From pv magazine global
Scientists at Colorado State University are investigating how the redistribution of rainfall and light caused by agrivoltaic systems mounted on single-axis trackers can affect the growth of non-irrigated grassland. The study is part of the Sustainably Colocating Agricultural and Photovoltaic Electricity System (SCAPES) project, funded by the U.S. Department of Agriculture.
“What we found is that on the drip edges of modules, depending on whether you’re tilting to the east or the west when there is a rainfall, you can get somewhere between two to five times the amount of precipitation dumped in one spot,” Colorado State PhD student Matthew Sturchio told pv magazine. “If you want to quantify that for Colorado, it’s about changing the annual precipitation from 350 mm to 1,200 mm of rain. When you do that, you can really improve the amount of soil moisture that stays throughout the season, instead of letting it evaporate.”
Sturchio and his team are conducting research on Jack’s Solar Garden, a 1.2 MW community solar garden in Boulder, Colorado. The project was installed in 2020 and features more than 3,200 380 W monocrystalline PV modules from Vietnam-based solar manufacturer Boviet Solar. The panels are mounted on single-axis trackers, one-third of them at nearly 8 feet in height, and the other two-thirds at 6 feet.
Colorado has a semi-arid climate, with stronger rainfalls and temperatures around 95 F in the afternoons. Temperatures in the morning are around 72 F. The trackers tilt to the east in the morning, and to the west in the afternoon, following the sun. When it rains, this movement simulates the conditions of large rainfalls on either edge, with more water falling on the west edge due to the higher rainfall volumes in the afternoon.
Consequently, the research team originally expected the west drip edge to show increased grassland productivity. Instead, they found that the east edge, with lower soil moisture, has higher grassland growth.
They placed moisture sensors on the land and found that there is a 16 inch to 24-inch wide strip that benefits from the increased soil moisture from the drip edges. Experiments showed that air temperature and dryness also impact grassland productivity within and outside that strip.
The temperature optimum for the grassland growing at Jack’s Solar Garden is a lot closer to 86 F than it is to the 95 F registered in the afternoons, according to Sturchio. “If you exceed 30 degrees [C], you are reducing the amount of photosynthesis that can happen for that plant,” he said.
The team found that the lower air temperatures and reduced air dryness in the morning compensate for lower soil moisture, leading to increased productivity in the east edge.
The shading provided by the solar arrays also proved to increase productivity.
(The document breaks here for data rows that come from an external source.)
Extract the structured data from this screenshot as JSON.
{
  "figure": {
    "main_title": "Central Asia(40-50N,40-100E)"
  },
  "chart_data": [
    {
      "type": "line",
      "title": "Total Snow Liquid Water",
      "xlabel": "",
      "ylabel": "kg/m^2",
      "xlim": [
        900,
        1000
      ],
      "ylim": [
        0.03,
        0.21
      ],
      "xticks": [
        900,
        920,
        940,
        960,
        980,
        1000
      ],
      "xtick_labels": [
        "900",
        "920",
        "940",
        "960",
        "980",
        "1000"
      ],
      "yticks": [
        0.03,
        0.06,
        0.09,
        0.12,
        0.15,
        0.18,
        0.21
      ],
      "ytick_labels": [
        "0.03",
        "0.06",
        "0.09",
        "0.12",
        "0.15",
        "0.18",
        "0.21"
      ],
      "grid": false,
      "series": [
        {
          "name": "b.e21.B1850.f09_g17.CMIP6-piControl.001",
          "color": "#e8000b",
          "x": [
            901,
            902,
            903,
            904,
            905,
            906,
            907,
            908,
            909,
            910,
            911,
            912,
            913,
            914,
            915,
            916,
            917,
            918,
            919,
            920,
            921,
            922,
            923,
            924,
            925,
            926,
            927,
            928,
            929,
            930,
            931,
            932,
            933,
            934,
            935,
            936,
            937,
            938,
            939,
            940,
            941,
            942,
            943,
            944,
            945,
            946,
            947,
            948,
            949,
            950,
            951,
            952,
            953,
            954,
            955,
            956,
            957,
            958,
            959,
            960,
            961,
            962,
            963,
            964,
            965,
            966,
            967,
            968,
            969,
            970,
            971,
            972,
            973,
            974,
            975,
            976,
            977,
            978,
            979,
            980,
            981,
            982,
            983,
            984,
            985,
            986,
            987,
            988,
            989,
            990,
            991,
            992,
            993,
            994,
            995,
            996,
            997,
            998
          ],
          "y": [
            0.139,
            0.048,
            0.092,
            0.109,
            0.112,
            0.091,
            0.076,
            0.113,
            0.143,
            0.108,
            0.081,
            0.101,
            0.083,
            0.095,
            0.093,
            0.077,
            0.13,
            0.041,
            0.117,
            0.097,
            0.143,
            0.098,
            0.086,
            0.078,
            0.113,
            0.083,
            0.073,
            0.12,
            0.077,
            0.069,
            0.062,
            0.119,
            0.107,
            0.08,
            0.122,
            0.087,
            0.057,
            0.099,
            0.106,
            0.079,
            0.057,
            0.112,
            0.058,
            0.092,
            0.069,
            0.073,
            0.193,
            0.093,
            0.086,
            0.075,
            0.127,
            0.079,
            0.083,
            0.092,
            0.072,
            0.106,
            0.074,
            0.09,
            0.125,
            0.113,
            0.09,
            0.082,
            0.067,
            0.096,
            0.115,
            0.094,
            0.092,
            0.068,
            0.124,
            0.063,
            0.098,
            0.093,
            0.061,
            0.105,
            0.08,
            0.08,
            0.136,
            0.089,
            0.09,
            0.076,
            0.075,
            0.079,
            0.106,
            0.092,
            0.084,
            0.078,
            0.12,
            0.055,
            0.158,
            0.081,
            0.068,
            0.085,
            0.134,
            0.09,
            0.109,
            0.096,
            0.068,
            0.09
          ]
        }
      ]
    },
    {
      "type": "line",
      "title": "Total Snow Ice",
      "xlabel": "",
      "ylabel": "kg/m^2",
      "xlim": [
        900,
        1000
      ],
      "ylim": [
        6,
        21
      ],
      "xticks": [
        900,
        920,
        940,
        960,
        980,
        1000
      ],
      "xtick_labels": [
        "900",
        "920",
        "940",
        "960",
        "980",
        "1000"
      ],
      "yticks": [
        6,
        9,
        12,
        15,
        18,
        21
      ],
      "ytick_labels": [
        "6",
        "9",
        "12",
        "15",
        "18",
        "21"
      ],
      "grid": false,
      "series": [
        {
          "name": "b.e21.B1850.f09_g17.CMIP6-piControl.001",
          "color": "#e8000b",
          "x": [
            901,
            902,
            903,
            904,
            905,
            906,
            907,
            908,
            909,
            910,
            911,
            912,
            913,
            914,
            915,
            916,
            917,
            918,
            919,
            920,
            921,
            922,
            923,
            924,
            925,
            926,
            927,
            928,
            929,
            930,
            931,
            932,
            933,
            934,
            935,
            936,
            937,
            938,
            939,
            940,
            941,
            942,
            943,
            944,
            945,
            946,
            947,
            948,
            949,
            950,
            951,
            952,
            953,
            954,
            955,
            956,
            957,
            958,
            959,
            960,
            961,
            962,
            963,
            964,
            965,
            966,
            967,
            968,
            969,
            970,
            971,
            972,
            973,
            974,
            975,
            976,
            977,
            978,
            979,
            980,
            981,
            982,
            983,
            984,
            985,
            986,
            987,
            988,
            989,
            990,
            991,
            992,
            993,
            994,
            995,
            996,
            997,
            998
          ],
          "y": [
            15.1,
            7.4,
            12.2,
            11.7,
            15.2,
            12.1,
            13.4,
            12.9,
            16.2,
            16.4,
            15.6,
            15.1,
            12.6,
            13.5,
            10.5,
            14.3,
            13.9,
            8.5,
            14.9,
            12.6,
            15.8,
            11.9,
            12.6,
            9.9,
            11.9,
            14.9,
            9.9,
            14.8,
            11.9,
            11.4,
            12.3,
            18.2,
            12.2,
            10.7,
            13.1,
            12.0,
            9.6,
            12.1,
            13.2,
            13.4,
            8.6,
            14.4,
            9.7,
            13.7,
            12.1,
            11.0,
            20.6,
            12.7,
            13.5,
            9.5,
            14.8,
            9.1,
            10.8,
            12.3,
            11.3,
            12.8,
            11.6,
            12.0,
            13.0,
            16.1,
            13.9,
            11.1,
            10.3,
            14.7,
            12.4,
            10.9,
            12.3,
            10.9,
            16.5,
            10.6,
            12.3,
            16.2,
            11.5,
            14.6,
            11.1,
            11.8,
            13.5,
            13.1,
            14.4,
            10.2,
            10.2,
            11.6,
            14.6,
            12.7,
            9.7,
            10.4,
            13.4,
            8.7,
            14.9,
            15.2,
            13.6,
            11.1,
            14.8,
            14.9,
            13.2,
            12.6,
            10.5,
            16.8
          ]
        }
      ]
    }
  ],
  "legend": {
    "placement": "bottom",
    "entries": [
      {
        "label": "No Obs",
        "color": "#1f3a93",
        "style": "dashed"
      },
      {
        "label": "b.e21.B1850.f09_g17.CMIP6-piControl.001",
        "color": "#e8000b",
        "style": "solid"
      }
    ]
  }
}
“Typically, you’d imagine that grassland is adapted to deal with really high light for the entire day,” said Sturchio. “But we found that if you shade for half of the day with the solar array, it improves photosynthetic efficiency. You have higher rates of photosynthesis when the sun is available because you have a shorter photoperiod,” he explained.
Moreover, shorter photoperiod results in less evapotranspiration from the leaves, reducing the amount of water loss. This could prove crucial in keeping grassland productivity during periods of drought, according to Sturchio. The team hopes to test the hypothesis if Colorado experiences a drought period in the future.
The installation at Jack’s Solar Garden is designed to maximize electricity production, without much space between panel rows. The team found that the soil outside the east or west edge strip behaves more like the space between panel rows, and the conditions between the two strips are more similar to the conditions directly underneath the solar arrays.
They also observed that the leaves of plants under the solar arrays are 39 F cooler. “There are a lot of plants that can benefit from this lower temperature in the middle of summer in Colorado,” said Sturchio.
Overall, the present design leads to 9% less grass production, mainly attributed to the space directly under the solar array. The economic gains from electricity production vastly compensate for the slightly lower crop production, according to Sturchio.
“But if we space the solar arrays out to 15 meters apart, then you get a 6% increase in productivity in a wet year,” he claimed.
Going forward, the SCAPES project aims to develop agrivoltaics in degraded agro-ecosystems.
The team believes that their understanding of the effects of single-axis agrivoltaic systems on rainfall and light redistribution and consequent impacts on crop productivity can help to restore land degraded by overgrazing, agriculture practice, and water scarcity.